Gli anni della crisi hanno fatto assistere a numerose cessazioni di lavoro. Per cessazione, però, non si intende sempre lo stesso atto: ci sono dimissioni volontarie dei lavoratori (magari per accedere a posizioni migliori), licenziamenti (motivati da condotte scorrette o da motivi economici), e semplici scadenze di contratto. È un dato di fatto, confermato da fonti statistiche, che i giovani siano stati più soggetti a contratti di lavoro a termine rispetto agli over 55, mentre questi ultimi hanno beneficiato, proprio in virtù di contratti a tempo indeterminato, di strumenti per la conservazione del posto di lavoro, soprattutto in contesti di ristrettezze economiche (vedi la Cassa Integrazione). Ciononostante, i licenziamenti per motivi economici non sono mancati.

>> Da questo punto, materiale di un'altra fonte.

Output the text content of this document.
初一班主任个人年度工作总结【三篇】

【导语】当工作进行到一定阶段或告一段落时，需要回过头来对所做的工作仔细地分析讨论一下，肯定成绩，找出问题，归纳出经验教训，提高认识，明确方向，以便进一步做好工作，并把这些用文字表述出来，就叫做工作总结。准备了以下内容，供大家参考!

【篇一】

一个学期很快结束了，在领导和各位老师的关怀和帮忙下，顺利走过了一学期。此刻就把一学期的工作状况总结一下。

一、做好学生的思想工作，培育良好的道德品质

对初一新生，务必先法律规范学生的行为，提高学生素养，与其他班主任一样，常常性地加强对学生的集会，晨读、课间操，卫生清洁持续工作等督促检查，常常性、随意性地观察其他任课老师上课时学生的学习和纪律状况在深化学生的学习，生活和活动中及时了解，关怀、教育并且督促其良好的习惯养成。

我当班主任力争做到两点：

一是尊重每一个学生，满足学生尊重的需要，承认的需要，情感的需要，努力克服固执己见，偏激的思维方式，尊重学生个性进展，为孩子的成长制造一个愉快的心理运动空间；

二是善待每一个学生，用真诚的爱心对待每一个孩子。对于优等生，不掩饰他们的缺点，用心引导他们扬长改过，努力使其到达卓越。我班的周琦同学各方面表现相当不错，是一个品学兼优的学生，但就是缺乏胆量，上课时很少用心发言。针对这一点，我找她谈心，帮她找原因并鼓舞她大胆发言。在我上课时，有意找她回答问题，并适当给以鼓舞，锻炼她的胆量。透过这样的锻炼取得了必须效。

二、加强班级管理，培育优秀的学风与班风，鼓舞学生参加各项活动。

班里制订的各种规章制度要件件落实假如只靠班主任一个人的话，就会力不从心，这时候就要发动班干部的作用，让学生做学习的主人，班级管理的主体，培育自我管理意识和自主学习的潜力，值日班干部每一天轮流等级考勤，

Ma cosa succede quando un over 55 viene licenziato? I mezzi di informazione si occupano del caso. Si sprecano titoli: il padre di famiglia perde il posto di lavoro, i figli sono senza mezzi di sostegno, lo Stato ignora la tragedia, la politica rimane in silenzio. I sindacati scendono sul sentiero di guerra, si occupano fabbriche, si appendono bandiere ai cancelli, ci sono mobilitazioni, scioperi di solidarietà, tam-tam mediatici. E se invece un giovane non viene assunto dopo lo stage? Poverino, ma meno male che ci sono mamma e papà. E se non trova un altro lavoro, dopo aver terminato un contratto? Proverà con l'estero, lì, forse… I TG non ne parlano, non fa notizia. I sindacati alzano le spalle: rappresentano lavoratori (quindi già occupati) e pensionati (vedi SPI CGIL), mica chi non può pagare la quota. Ma se, invece, il giovane si dà da fare e un lavoro lo inventa? Questo sì che fa notizia! Millenial come nuovi imprenditori, che si siano una mossa allora, a mettere su startup e finirla con questa elemosina di lavoro.

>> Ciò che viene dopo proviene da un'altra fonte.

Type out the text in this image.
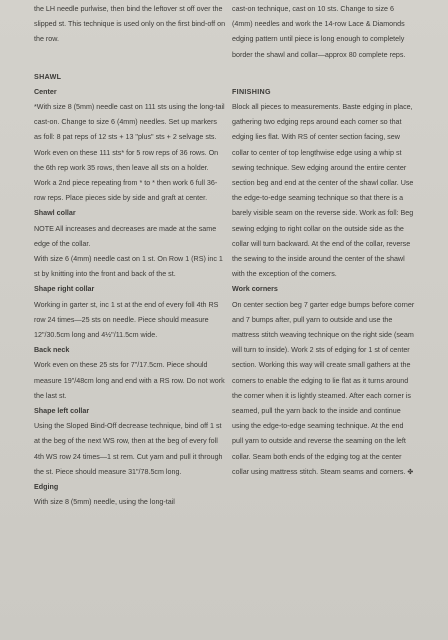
the LH needle purlwise, then bind the leftover st off over the slipped st. This technique is used only on the first bind-off on the row.

SHAWL

Center

*With size 8 (5mm) needle cast on 111 sts using the long-tail cast-on. Change to size 6 (4mm) needles. Set up markers as foll: 8 pat reps of 12 sts + 13 "plus" sts + 2 selvage sts. Work even on these 111 sts* for 5 row reps of 36 rows. On the 6th rep work 35 rows, then leave all sts on a holder. Work a 2nd piece repeating from * to * then work 6 full 36-row reps. Place pieces side by side and graft at center.

Shawl collar

NOTE All increases and decreases are made at the same edge of the collar.

With size 6 (4mm) needle cast on 1 st. On Row 1 (RS) inc 1 st by knitting into the front and back of the st.

Shape right collar

Working in garter st, inc 1 st at the end of every foll 4th RS row 24 times—25 sts on needle. Piece should measure 12"/30.5cm long and 4½"/11.5cm wide.

Back neck

Work even on these 25 sts for 7"/17.5cm. Piece should measure 19"/48cm long and end with a RS row. Do not work the last st.

Shape left collar

Using the Sloped Bind-Off decrease technique, bind off 1 st at the beg of the next WS row, then at the beg of every foll 4th WS row 24 times—1 st rem. Cut yarn and pull it through the st. Piece should measure 31"/78.5cm long.

Edging

With size 8 (5mm) needle, using the long-tail

cast-on technique, cast on 10 sts. Change to size 6 (4mm) needles and work the 14-row Lace & Diamonds edging pattern until piece is long enough to completely border the shawl and collar—approx 80 complete reps.

FINISHING

Block all pieces to measurements. Baste edging in place, gathering two edging reps around each corner so that edging lies flat. With RS of center section facing, sew collar to center of top lengthwise edge using a whip st sewing technique. Sew edging around the entire center section beg and end at the center of the shawl collar. Use the edge-to-edge seaming technique so that there is a barely visible seam on the reverse side. Work as foll: Beg sewing edging to right collar on the outside side as the collar will turn backward. At the end of the collar, reverse the sewing to the inside around the center of the shawl with the exception of the corners.

Work corners

On center section beg 7 garter edge bumps before corner and 7 bumps after, pull yarn to outside and use the mattress stitch weaving technique on the right side (seam will turn to inside). Work 2 sts of edging for 1 st of center section. Working this way will create small gathers at the corners to enable the edging to lie flat as it turns around the corner when it is lightly steamed. After each corner is seamed, pull the yarn back to the inside and continue using the edge-to-edge seaming technique. At the end pull yarn to outside and reverse the seaming on the left collar. Seam both ends of the edging tog at the center collar using mattress stitch. Steam seams and corners. ✤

Ecco come si può spiegare, in parte, l'ultima crisi. È stata una catastrofe occupazionale consumata in silenzio, sofferta da chi non ha mai potuto rivendicare ciò che, secondo una mentalità che invecchia insieme alla popolazione che la esprime, rende la persona un vero lavoratore: un contratto di lavoro dipendente a tempo indeterminato e una famiglia sulle spalle.